The CJEU clarified the scope of de-referencing under Article 17(3)(a) GDPR.

English Summary


TU and RE were directors and shareholders of investment companies. Three articles were published in the news criticizing their companies and showing pictures of TU and RE suggesting a luxury lifestyle. These articles were accessible upon research of their names in Google.

TU and RE requested Google, as controller to de-reference the links to the articles from the list of search results when researching their names. Google refused to comply with this request. TU and RE therefore brought an action with the Landgericht Köln (Regional Court Cologne) to have the Court order Google to de-reference. They argued among other things that the articles contained inaccurate claims and defamatory opinions.

After the dismissal of their action in first instance, TU and RE filed an appeal with the Oberlandesgericht Köln (Higher Regional Court Cologne). This appeal was also dismissed. TU and RE appealed this second decision with the Bundesgerichtshof (Federal Court)  which referred two questions to the CJEU. Oskar J. Gstrein[1] summarized these questions as follows :

  1. "How should courts handle requests for de-referencing in cases where applicants claim that the information presented by a news outlet are inaccurate, and in which the legality of the publication depends on whether the claims are factually true?
  2. Is there an obligation of search engine providers such as Google to delete thumbnails from search engine results, even if the results contain a link to the original source?"
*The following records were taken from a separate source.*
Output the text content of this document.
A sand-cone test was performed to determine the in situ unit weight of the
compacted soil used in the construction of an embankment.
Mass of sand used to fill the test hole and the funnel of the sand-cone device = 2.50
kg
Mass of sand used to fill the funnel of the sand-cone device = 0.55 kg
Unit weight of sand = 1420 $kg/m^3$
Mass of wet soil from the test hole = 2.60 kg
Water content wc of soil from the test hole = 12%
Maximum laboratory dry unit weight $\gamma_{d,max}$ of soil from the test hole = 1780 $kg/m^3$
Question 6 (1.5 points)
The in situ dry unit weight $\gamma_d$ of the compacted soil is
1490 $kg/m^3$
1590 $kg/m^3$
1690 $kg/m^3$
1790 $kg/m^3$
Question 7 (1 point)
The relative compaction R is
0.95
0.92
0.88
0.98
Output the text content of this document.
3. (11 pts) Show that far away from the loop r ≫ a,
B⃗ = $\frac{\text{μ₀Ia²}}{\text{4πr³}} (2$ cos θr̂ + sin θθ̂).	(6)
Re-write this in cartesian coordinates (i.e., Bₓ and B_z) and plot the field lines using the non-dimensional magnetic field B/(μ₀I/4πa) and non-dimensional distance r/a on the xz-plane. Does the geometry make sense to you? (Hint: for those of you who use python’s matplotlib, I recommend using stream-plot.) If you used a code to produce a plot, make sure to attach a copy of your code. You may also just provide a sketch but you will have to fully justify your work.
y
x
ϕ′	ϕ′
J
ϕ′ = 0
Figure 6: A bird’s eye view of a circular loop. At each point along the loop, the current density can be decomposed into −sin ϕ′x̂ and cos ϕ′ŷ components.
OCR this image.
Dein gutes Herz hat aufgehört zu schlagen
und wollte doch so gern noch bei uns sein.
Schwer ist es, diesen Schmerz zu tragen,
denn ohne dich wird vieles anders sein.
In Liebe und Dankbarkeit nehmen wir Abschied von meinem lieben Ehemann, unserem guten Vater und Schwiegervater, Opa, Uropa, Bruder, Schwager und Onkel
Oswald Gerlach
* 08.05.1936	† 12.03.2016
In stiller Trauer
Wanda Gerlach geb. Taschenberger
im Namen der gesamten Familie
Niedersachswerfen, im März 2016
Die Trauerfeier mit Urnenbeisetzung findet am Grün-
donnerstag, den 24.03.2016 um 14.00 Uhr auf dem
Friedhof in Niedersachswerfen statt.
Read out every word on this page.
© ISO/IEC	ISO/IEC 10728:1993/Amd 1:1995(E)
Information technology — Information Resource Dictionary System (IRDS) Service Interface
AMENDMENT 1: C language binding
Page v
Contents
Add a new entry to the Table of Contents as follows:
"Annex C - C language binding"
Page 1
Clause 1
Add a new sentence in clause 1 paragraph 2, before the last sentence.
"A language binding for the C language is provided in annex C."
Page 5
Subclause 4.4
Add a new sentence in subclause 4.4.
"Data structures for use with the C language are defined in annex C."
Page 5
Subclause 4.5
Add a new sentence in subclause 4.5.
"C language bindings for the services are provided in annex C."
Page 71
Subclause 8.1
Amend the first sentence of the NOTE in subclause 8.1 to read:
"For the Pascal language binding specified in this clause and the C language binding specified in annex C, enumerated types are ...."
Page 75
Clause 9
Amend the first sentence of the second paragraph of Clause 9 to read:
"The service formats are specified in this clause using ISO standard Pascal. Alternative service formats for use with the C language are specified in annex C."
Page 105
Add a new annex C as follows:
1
For the first question, the Court explained that the processing by the search engine (in this case Google) constitutes a processing of personal data and must be distinguished from the publication on the website. The Court then recalled that the right to data protection is not absolute and must be balanced with the right to freedom of expression. In this context, the Court held that it is to the person requesting de-referencing to establish the manifest inaccuracy of the information. The search engine cannot be required to assess the accuracy of the information published in order to handle a request on the basis of Article 17(3)(a) GDPR. The Court concluded that "de-referencing is not subject to the condition that the question of the accuracy of the referenced content has been resolved, at least provisionally, in an action brought by that person against the content provider.".

For the second question, the Court held a similar reasoning. It considered that search engines must operate an assessment when displaying and using images and take into account the informative value of such images.


It is interesting to note that thumbnails and photographs can be object to a de-referencing request.